We all want to regain (and maintain) our privacy online. There are many features and industries built around the fight for privacy, from private browsing modes and tracker blockers to private VPNs. But online privacy is a myth, and offline privacy might be, too.
yes, a myth
Myths are stories (or narratives) that are often central to a society’s beliefs. The myth of online privacy goes like this: Privacy feels fundamental in our society. To the extent that we accept that we don’t have privacy online, it feels like something we’ve lost, something we can perhaps get back with the right software tweaks, behaviors, or perhaps regulations.
When you think about it, the online privacy myth is even beneficial to those industries that profit from its lack. We can all agree there is no privacy online, but leave us a search engine and we’ll search an endless list of anything we can think of, including potentially sensitive topics like medical questions. Police even review those search histories to look for criminals.
Break the illusion of privacy
We can all agree that online privacy is not something we have. But do you realize how little privacy you actually have?
First of all, when you connect to the Internet, your Internet Service Provider, whether it’s a home Internet connection or a mobile data connection, can see all the websites you access. In the US, they can even sell your browsing data. Your mobile carrier may even be tracking and selling your app usage activity.
When you visit a website, it can see your IP address and use it to track you across visits. But it will probably also load a lot of tracking scripts. Those networks of trackers can track your activity across multiple websites. That’s one of the reasons why you see shopping ads chasing you around the web after searching for a particular product. Even if you’re deleting cookies, there are plenty of ways to take your web browser’s fingerprints.
“The cloud” is simply someone else’s computer. If you upload your files to the cloud without using end-to-end encryption, which most services don’t offer, the company that owns the cloud service can see and access your files. The same goes for messages and emails, which are also usually not encrypted.
Okay, you may know all of that, but did you know that advertisers can link your purchases and store visits to the ads you see? For example, Google has a product that does this, and one of the data sources it uses is nebulous “advertiser-uploaded transaction data or third-party aggregated and anonymous data.” Your credit card usage is also being used to track you.
Did you know that Facebook’s advertising tools are so granular that you can target ads so narrowly that you can show them to just one person?
Government Surveillance Is a Fact: Edward Snowden called attention to massive warrantless government surveillance of Internet and phone data. The NSA’s XKeyScore software reportedly enables real-time search and access to the vast amount of data that is recorded about online activity.

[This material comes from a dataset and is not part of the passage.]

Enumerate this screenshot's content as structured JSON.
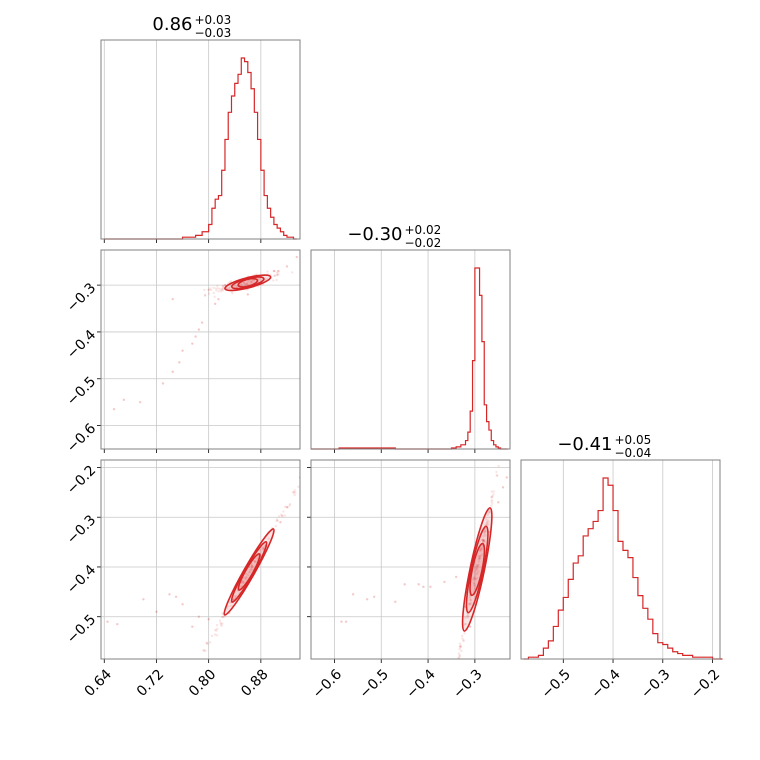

Of course, the online world is not something completely separate from the real physical world. The United States is full of automatic license plate readers, and many of them are now connected in a huge network. Even if you log off the computer and go for a walk, your movements are being tracked and recorded. Amazon may be turning over video from your Ring Doorbell camera to authorities without your explicit consent. Your cell phone location data is also used to track you.
What can you do?
An article like this could go on and on with examples. Do some research and you can find many more examples. The amount of data that is collected, processed and analyzed about us at any given time is hard to conceptualize.
There are no perfect arrangements. Private browsing will prevent your browser from remembering your history and give you a new set of temporary cookies, but your IP address is still available. You can avoid using Facebook, but Facebook has a hidden profile on you anyway. You can use a VPN, but eventually you’ll be logged into something, linking your identity to your VPN browsing, and you’re putting your trust in a VPN that hopefully keeps no logs.
So what can you do? Well, you can still make a dent in it. If you’re currently broadcasting his life as a 24/7 live stream, turning off the camera means less data is available.
You can use a VPN in conjunction with private browsing mode to disguise your browsing, but don’t rely on a VPN alone and understand that you are relying on the VPN. You could use Tor, although there have been vulnerabilities in Tor as well. You can use more private and encrypted services, for example, chat on Signal instead of traditional SMS messages. You can keep your sensitive files more private by storing them locally or securely encrypting them before uploading to online storage.
And yes, you can go further: use cash, for example, and arm facial accessories that stop facial recognition cameras.
What is the point? Threat Modeling 101
But while you’re sitting there using Tor on a computer running Tails trying to figure out how to get off the network without actually leaving the network, you might want to ask yourself: What’s the point?
No, we don’t mean give up, we mean consider what you’re actually defending yourself against.
- You may not care if Facebook notices that you are interested in watching the latest movie. But you may want to turn on that VPN and private browsing mode when looking for information about a medical issue.
- You may be fine with storing unencrypted vacation photos in the cloud, but you may want to keep sensitive financial documents more secure.
- You might be fine chatting with your plumber over SMS, but you might want to have a private conversation with your spouse on Signal.
It’s about your threat model: what are you really trying to defend against? Once you know what you care about keeping private, you can take steps to keep that individual sensitive item private instead of being overwhelmed with all the data collection all the time.
Unfortunately, that’s not a recipe for “online privacy.” There is no easy way to flip a privacy switch and return to a mythical state of privacy. But there are things you can do to better protect specific things and keep them more private.